Britain’s Great Labor Revolt Was a High Point of Working-Class Power
In the years leading up to World War I, Britain was rocked by an unprecedented upsurge of labor militancy. Millions of workers began to learn their own strength and posed a major challenge to the social order.

Dock workers on strike in London, circa 1910. (Photo12 / Universal Images Group via Getty Images)
The so-called “Labor Unrest” — or what more accurately should be termed “Labor Revolt” — swept through Britain in the years leading up to the outbreak of World War I between 1910 and 1914. It was one of the most sustained, dramatic, and violent explosions of industrial militancy and social conflict the country has ever experienced. After some twenty years of relative quiescence in strike activity, there was a sudden and unanticipated eruption that spread rapidly on a scale well in excess of the “New Unionism” upsurge of 1889–1891.

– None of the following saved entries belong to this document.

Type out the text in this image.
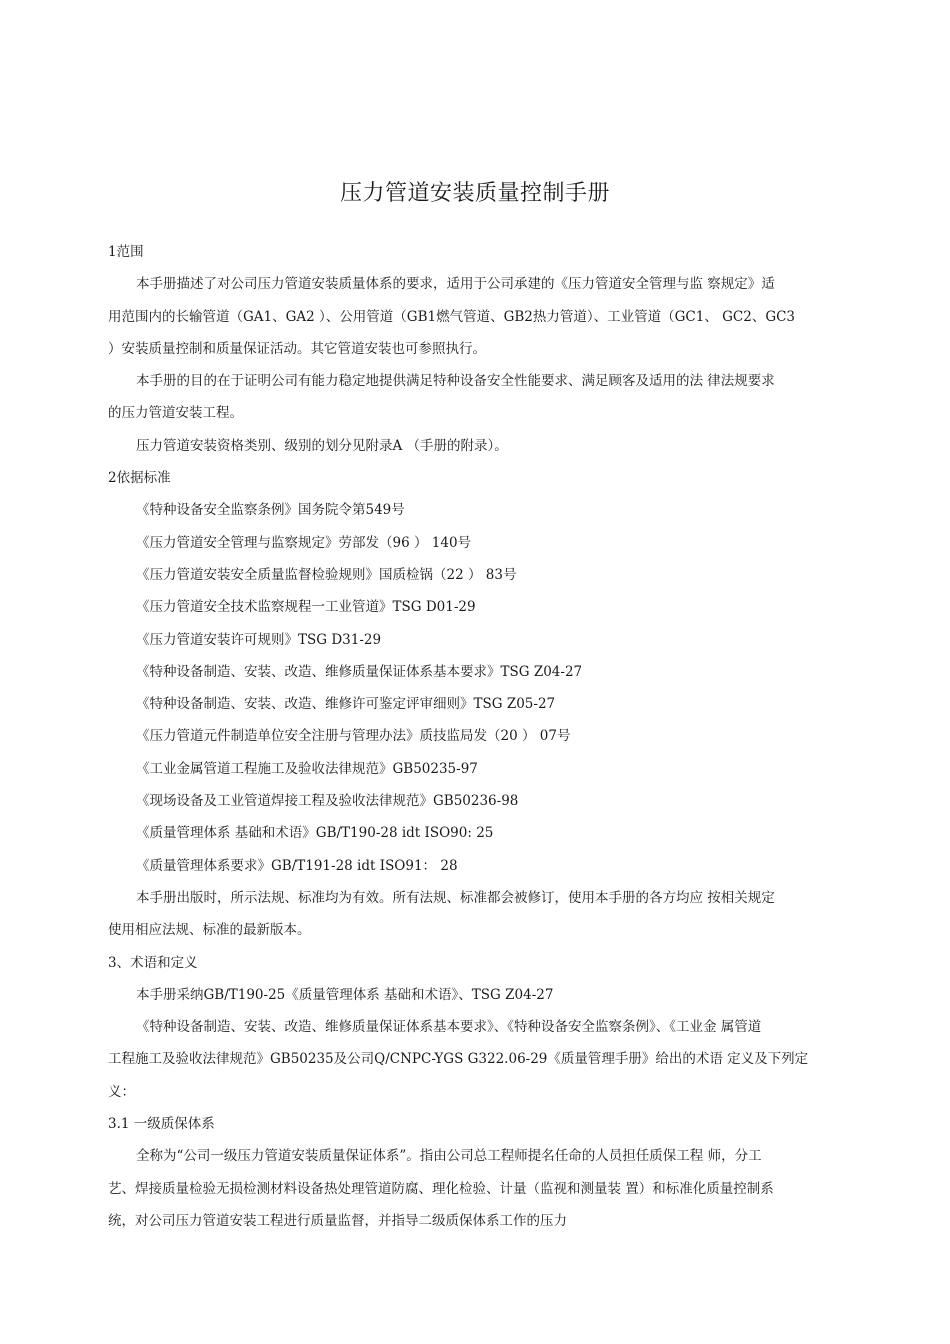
压力管道安装质量控制手册
1范围
本手册描述了对公司压力管道安装质量体系的要求，适用于公司承建的《压力管道安全管理与监 察规定》适
用范围内的长输管道（GA1、GA2 ）、公用管道（GB1燃气管道、GB2热力管道）、工业管道（GC1、 GC2、GC3
）安装质量控制和质量保证活动。其它管道安装也可参照执行。
本手册的目的在于证明公司有能力稳定地提供满足特种设备安全性能要求、满足顾客及适用的法 律法规要求
的压力管道安装工程。
压力管道安装资格类别、级别的划分见附录A （手册的附录）。
2依据标准
《特种设备安全监察条例》国务院令第549号
《压力管道安全管理与监察规定》劳部发（96 ） 140号
《压力管道安装安全质量监督检验规则》国质检锅（22 ） 83号
《压力管道安全技术监察规程一工业管道》TSG D01-29
《压力管道安装许可规则》TSG D31-29
《特种设备制造、安装、改造、维修质量保证体系基本要求》TSG Z04-27
《特种设备制造、安装、改造、维修许可鉴定评审细则》TSG Z05-27
《压力管道元件制造单位安全注册与管理办法》质技监局发（20 ） 07号
《工业金属管道工程施工及验收法律规范》GB50235-97
《现场设备及工业管道焊接工程及验收法律规范》GB50236-98
《质量管理体系 基础和术语》GB/T190-28 idt ISO90: 25
《质量管理体系要求》GB/T191-28 idt ISO91： 28
本手册出版时，所示法规、标准均为有效。所有法规、标准都会被修订，使用本手册的各方均应 按相关规定
使用相应法规、标准的最新版本。
3、术语和定义
本手册采纳GB/T190-25《质量管理体系 基础和术语》、TSG Z04-27
《特种设备制造、安装、改造、维修质量保证体系基本要求》、《特种设备安全监察条例》、《工业金 属管道
工程施工及验收法律规范》GB50235及公司Q/CNPC-YGS G322.06-29《质量管理手册》给出的术语 定义及下列定
义：
3.1 一级质保体系
全称为“公司一级压力管道安装质量保证体系”。指由公司总工程师提名任命的人员担任质保工程 师，分工
艺、焊接质量检验无损检测材料设备热处理管道防腐、理化检验、计量（监视和测量装 置）和标准化质量控制系
统，对公司压力管道安装工程进行质量监督，并指导二级质保体系工作的压力
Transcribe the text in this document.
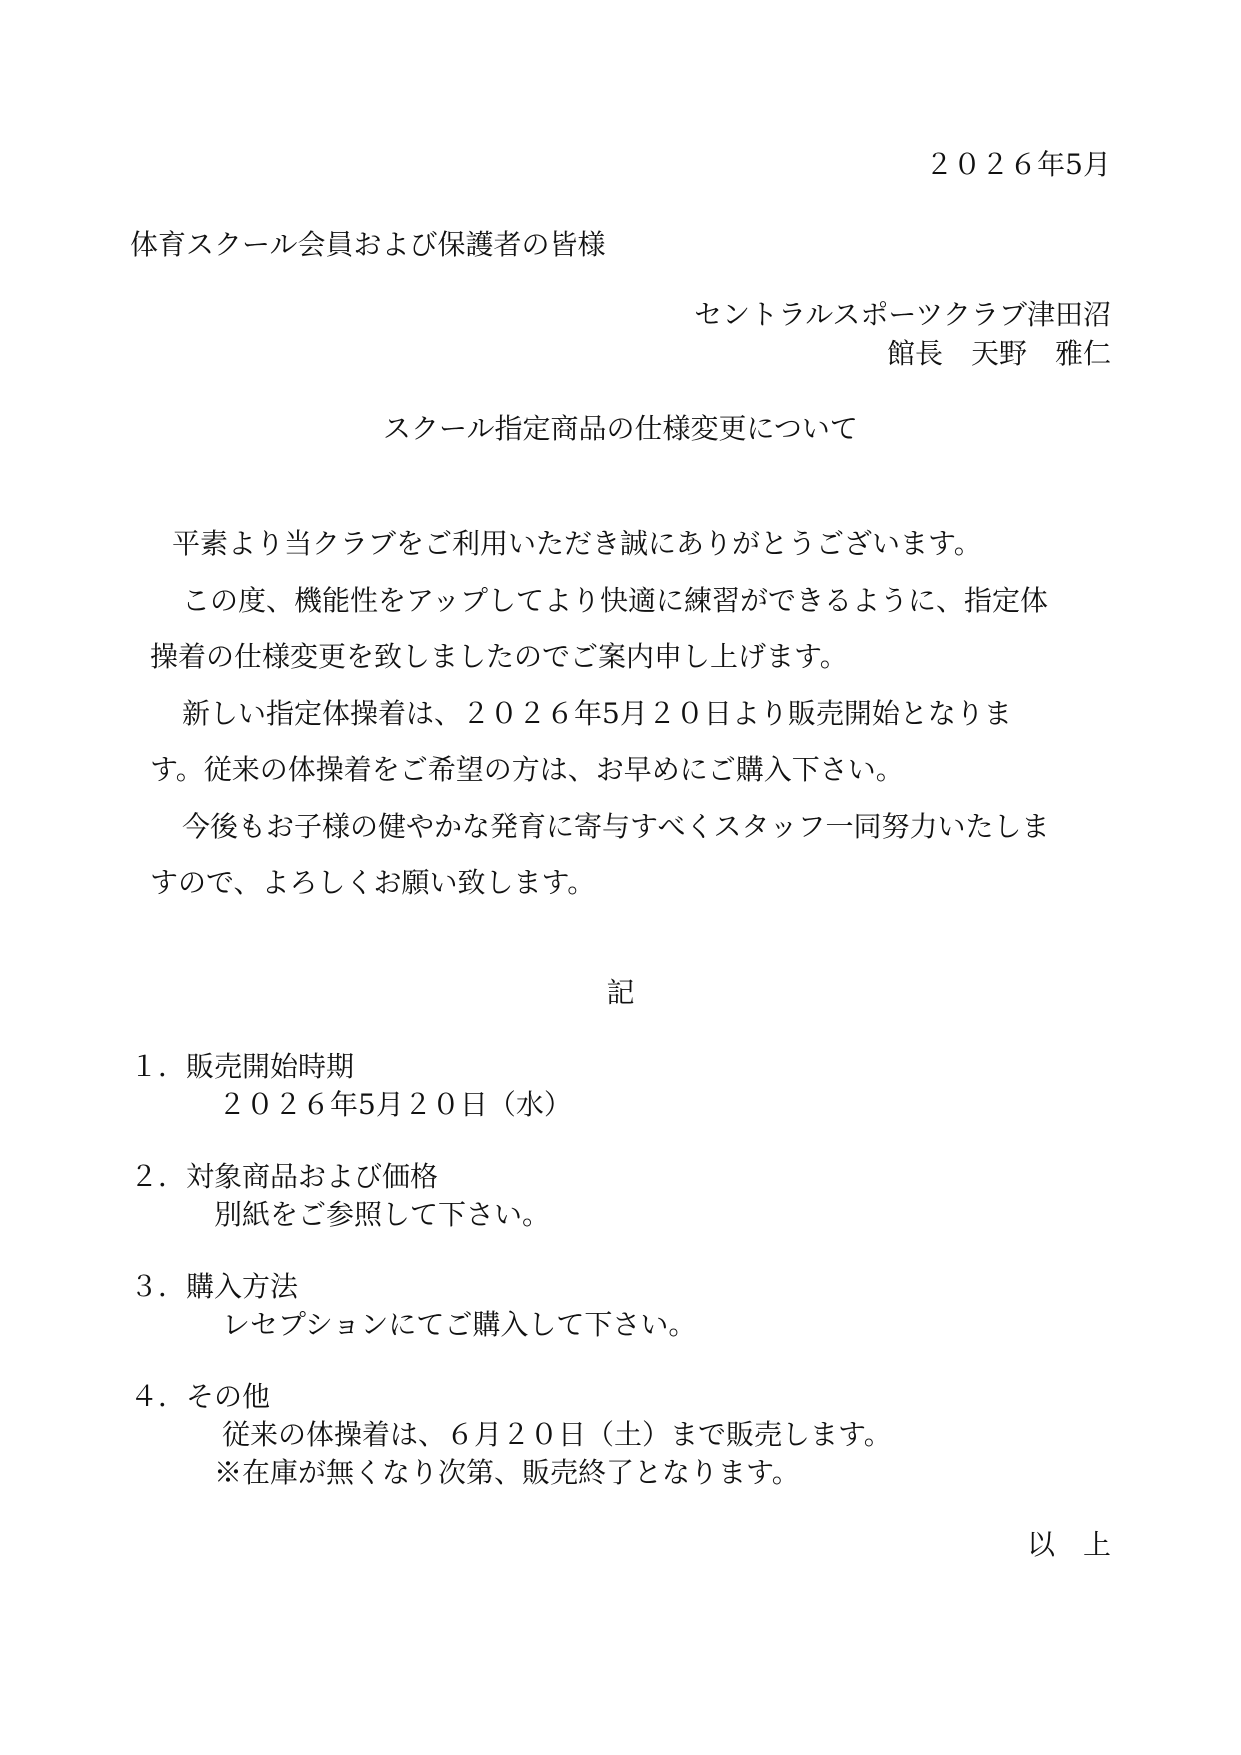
２０２６年5月
体育スクール会員および保護者の皆様
セントラルスポーツクラブ津田沼
館長　天野　雅仁
スクール指定商品の仕様変更について
平素より当クラブをご利用いただき誠にありがとうございます。
この度、機能性をアップしてより快適に練習ができるように、指定体
操着の仕様変更を致しましたのでご案内申し上げます。
新しい指定体操着は、２０２６年5月２０日より販売開始となりま
す。従来の体操着をご希望の方は、お早めにご購入下さい。
今後もお子様の健やかな発育に寄与すべくスタッフ一同努力いたしま
すので、よろしくお願い致します。
記
１．販売開始時期
２０２６年5月２０日（水）
２．対象商品および価格
別紙をご参照して下さい。
３．購入方法
レセプションにてご購入して下さい。
４．その他
従来の体操着は、６月２０日（土）まで販売します。
※在庫が無くなり次第、販売終了となります。
以　上
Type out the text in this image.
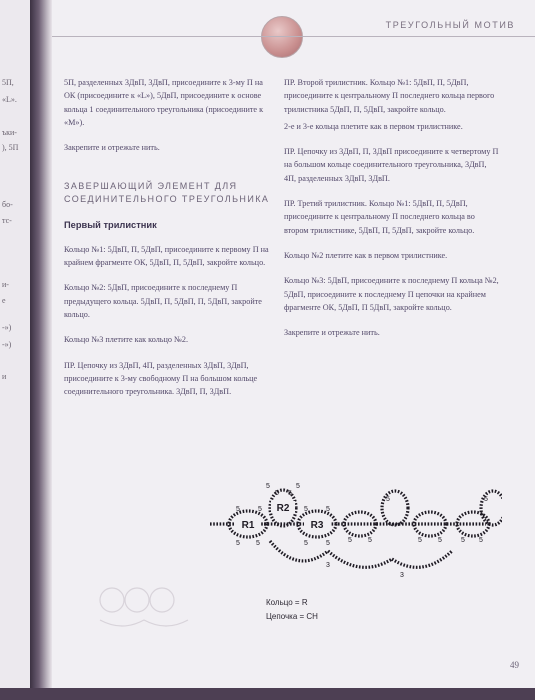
5П,
«L».
ъки-
), 5П
бо-
тс-
и-
е
-»)
-»)
и
ТРЕУГОЛЬНЫЙ МОТИВ

5П, разделенных 3ДвП, 3ДвП, присоедините к 3-му П на ОК (присоедините к «L»), 5ДвП, присоедините к основе кольца 1 соединительного треугольника (присоедините к «M»).

Закрепите и отрежьте нить.

ЗАВЕРШАЮЩИЙ ЭЛЕМЕНТ ДЛЯ СОЕДИНИТЕЛЬНОГО ТРЕУГОЛЬНИКА
Первый трилистник

Кольцо №1: 5ДвП, П, 5ДвП, присоедините к первому П на крайнем фрагменте ОК, 5ДвП, П, 5ДвП, закройте кольцо.

Кольцо №2: 5ДвП, присоедините к последнему П предыдущего кольца. 5ДвП, П, 5ДвП, П, 5ДвП, закройте кольцо.

Кольцо №3 плетите как кольцо №2.

ПР. Цепочку из 3ДвП, 4П, разделенных 3ДвП, 3ДвП, присоедините к 3-му свободному П на большом кольце соединительного треугольника. 3ДвП, П, 3ДвП.

ПР. Второй трилистник. Кольцо №1: 5ДвП, П, 5ДвП, присоедините к центральному П последнего кольца первого трилистника 5ДвП, П, 5ДвП, закройте кольцо.

2-е и 3-е кольца плетите как в первом трилистнике.

ПР. Цепочку из 3ДвП, П, 3ДвП присоедините к четвертому П на большом кольце соединительного треугольника, 3ДвП, 4П, разделенных 3ДвП, 3ДвП.

ПР. Третий трилистник. Кольцо №1: 5ДвП, П, 5ДвП, присоедините к центральному П последнего кольца во втором трилистнике, 5ДвП, П, 5ДвП, закройте кольцо.

Кольцо №2 плетите как в первом трилистнике.

Кольцо №3: 5ДвП, присоедините к последнему П кольца №2, 5ДвП, присоедините к последнему П цепочки на крайнем фрагменте ОК, 5ДвП, П 5ДвП, закройте кольцо.

Закрепите и отрежьте нить.

R1
R2
R3
5	5
5 5
5	5	5	5
5 5	5	5	5 5	5 5	5 5
3
3
5	5
Кольцо = R
Цепочка = CH
49
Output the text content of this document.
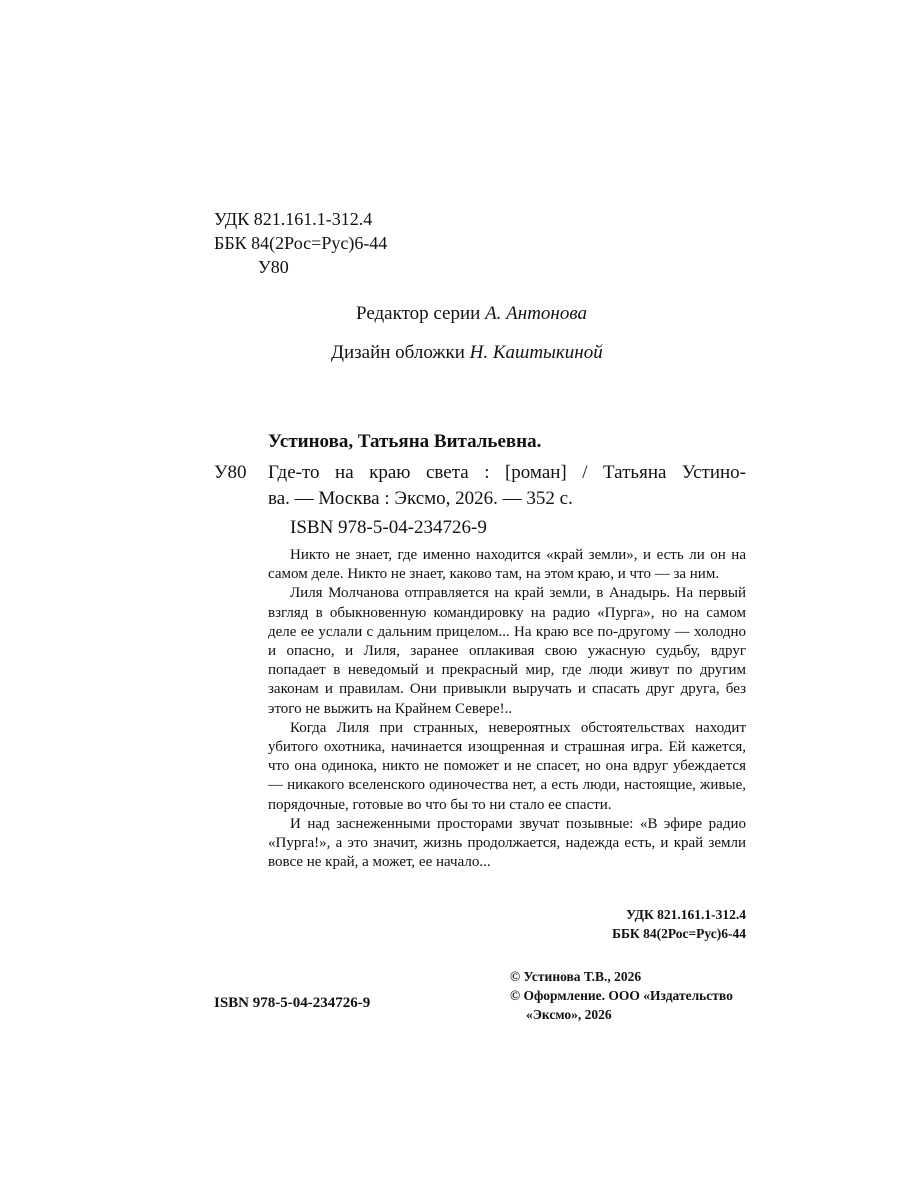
УДК 821.161.1-312.4
ББК 84(2Рос=Рус)6-44
У80
Редактор серии А. Антонова
Дизайн обложки Н. Каштыкиной
Устинова, Татьяна Витальевна.
У80 Где-то на краю света : [роман] / Татьяна Устино-
ва. — Москва : Эксмо, 2026. — 352 с.
ISBN 978-5-04-234726-9

Никто не знает, где именно находится «край земли», и есть ли он на самом деле. Никто не знает, каково там, на этом краю, и что — за ним.

Лиля Молчанова отправляется на край земли, в Анадырь. На первый взгляд в обыкновенную командировку на радио «Пурга», но на самом деле ее услали с дальним прицелом... На краю все по-другому — холодно и опасно, и Лиля, заранее оплакивая свою ужасную судьбу, вдруг попадает в неведомый и прекрасный мир, где люди живут по другим законам и правилам. Они привыкли выручать и спасать друг друга, без этого не выжить на Крайнем Севере!..

Когда Лиля при странных, невероятных обстоятельствах находит убитого охотника, начинается изощренная и страшная игра. Ей кажется, что она одинока, никто не поможет и не спасет, но она вдруг убеждается — никакого вселенского одиночества нет, а есть люди, настоящие, живые, порядочные, готовые во что бы то ни стало ее спасти.

И над заснеженными просторами звучат позывные: «В эфире радио «Пурга!», а это значит, жизнь продолжается, надежда есть, и край земли вовсе не край, а может, ее начало...

УДК 821.161.1-312.4
ББК 84(2Рос=Рус)6-44
© Устинова Т.В., 2026
© Оформление. ООО «Издательство
«Эксмо», 2026
ISBN 978-5-04-234726-9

By the time Robert Tressell’s celebrated classic novel of working-class life and politics, The Ragged Trousered Philanthropists, had been published in 1914, its representation of the apparent weakness and “apathy” of exploited workers had been superseded by the actuality of an explosion of self-confidence, organization, and militancy by a working class that had, according to historian James Cronin, “thrust itself into the centre of Britain’s social and political life.”
Spirit of Revolt
The strike wave involved a number of large-scale disputes in strategically important sections of the economy. A protracted strike in the South Wales coalfields in 1910–11 was followed in the summer of 1911 by national strikes of seamen, dockers, and railway workers, as well as a Liverpool general transport strike. There were national miners’ and London transport workers’ strikes in 1912, a series of Midlands metal workers’ strikes and a Dublin transport workers’ lockout in 1913, and a London building workers’ lockout in 1914.